Se le entregó apenas medio saco de harina de centeno y otro tanto de avena, pero se le dio una buena cantidad de desechos de pescado salado, que la Cooperativa parecía tener a carretadas, lo mismo que bastante Gusarapiento. Era la primera vez, en toda su vida de agricultor, que se le negaba un puñado de harina de trigo con la que hacer tortas de sartén si algún visitante entraba en el cercado, y el café y el azúcar no se mencionaban siquiera a personas como él, a menos que pagasen al contado. Tiempos hubo en que no sentía escrúpulos en decir lo que pensaba de quienes tenían la vida de los campesinos en un puño. Pero ¿a quién podría insultar aquí? ¿A unos libros?
Empero, no consiguieron impedirle que hiciese habitable la casa ese otoño. Todavía faltaban muchas cosas, por supuesto, pero al menos habían introducido cierto orden en el cuarto más grande del primer piso, y la cocina era ya utilizable y la casa tenía tres puertas, una exterior y dos interiores, toda con goznes convenientes, completas, con picaportes y todo. En Fjórdur compró una cama de segunda mano para él y Gvendur y, aunque hasta entonces nadie le consideró un hombre demasiado hábil, clavó unas cuantas tablas para hacer una especie de cama para la anciana, así como una tosca mesa y un banco para sentarse.

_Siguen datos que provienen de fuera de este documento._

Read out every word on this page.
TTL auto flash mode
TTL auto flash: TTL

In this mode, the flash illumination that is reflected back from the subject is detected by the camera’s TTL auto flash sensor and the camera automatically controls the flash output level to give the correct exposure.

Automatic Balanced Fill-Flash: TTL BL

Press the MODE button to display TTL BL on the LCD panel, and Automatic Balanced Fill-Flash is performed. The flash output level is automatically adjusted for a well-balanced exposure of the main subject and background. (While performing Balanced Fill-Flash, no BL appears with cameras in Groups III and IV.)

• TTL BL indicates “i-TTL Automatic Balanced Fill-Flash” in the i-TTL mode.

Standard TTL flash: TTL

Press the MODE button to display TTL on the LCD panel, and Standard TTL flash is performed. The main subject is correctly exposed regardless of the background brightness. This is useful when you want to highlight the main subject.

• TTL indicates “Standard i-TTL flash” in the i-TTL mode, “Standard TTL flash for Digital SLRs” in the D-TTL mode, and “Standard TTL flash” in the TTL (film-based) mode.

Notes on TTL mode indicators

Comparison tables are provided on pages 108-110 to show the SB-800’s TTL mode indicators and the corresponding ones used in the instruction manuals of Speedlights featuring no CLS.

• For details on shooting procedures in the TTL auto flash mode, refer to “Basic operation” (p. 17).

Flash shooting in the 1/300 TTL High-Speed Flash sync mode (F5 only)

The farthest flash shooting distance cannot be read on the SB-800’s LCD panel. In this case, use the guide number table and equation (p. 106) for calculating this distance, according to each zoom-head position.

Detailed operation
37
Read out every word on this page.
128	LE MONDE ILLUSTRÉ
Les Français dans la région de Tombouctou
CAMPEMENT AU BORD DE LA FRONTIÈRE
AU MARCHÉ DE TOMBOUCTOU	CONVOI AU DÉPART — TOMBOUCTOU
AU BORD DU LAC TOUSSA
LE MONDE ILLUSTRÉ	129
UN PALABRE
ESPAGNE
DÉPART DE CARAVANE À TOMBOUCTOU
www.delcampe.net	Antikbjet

La familia se mudó entonces a la casa, toda en un cuarto. Pero, en cuanto estuvieron instalados, se descubrió que algo andaba mal en la cocina. El humo soplaba incesantemente hacia abajo cada vez que se encendía un fuego, y la casa se llenaba de un olor increíble. Algunos afirmaban que el sombrerete de la chimenea no estaba lo suficientemente alto, algunos pensaban que el cañón era demasiado ancho, en tanto que otros consideraban que debía ser demasiado estrecho, o incluso que estaría obturado. Más aún: se hicieron referencias a una teoría científica publicada por un periódico, según la cual las chimeneas construidas durante las mareas de primavera daban muchos dolores de cabeza. A juzgar por eso, la chimenea de Bjartur debió de haber sido construida durante las mareas primaverales. Una cosa era segura: la chimenea continuaba humeando a despecho de todas las teorías. Evidentemente serían necesarias costosas reparaciones para dejarla en buen estado de funcionamiento, y resultaba dudoso que se consiguiese ventaja alguna al hacerlo, porque la cocina era una glotona de leña y otros combustibles, con sus enormes hornallas. Finalmente se compró una cocina a petróleo para seguir cocinando, y el fogón quedó intacto en la cocina, como un adorno.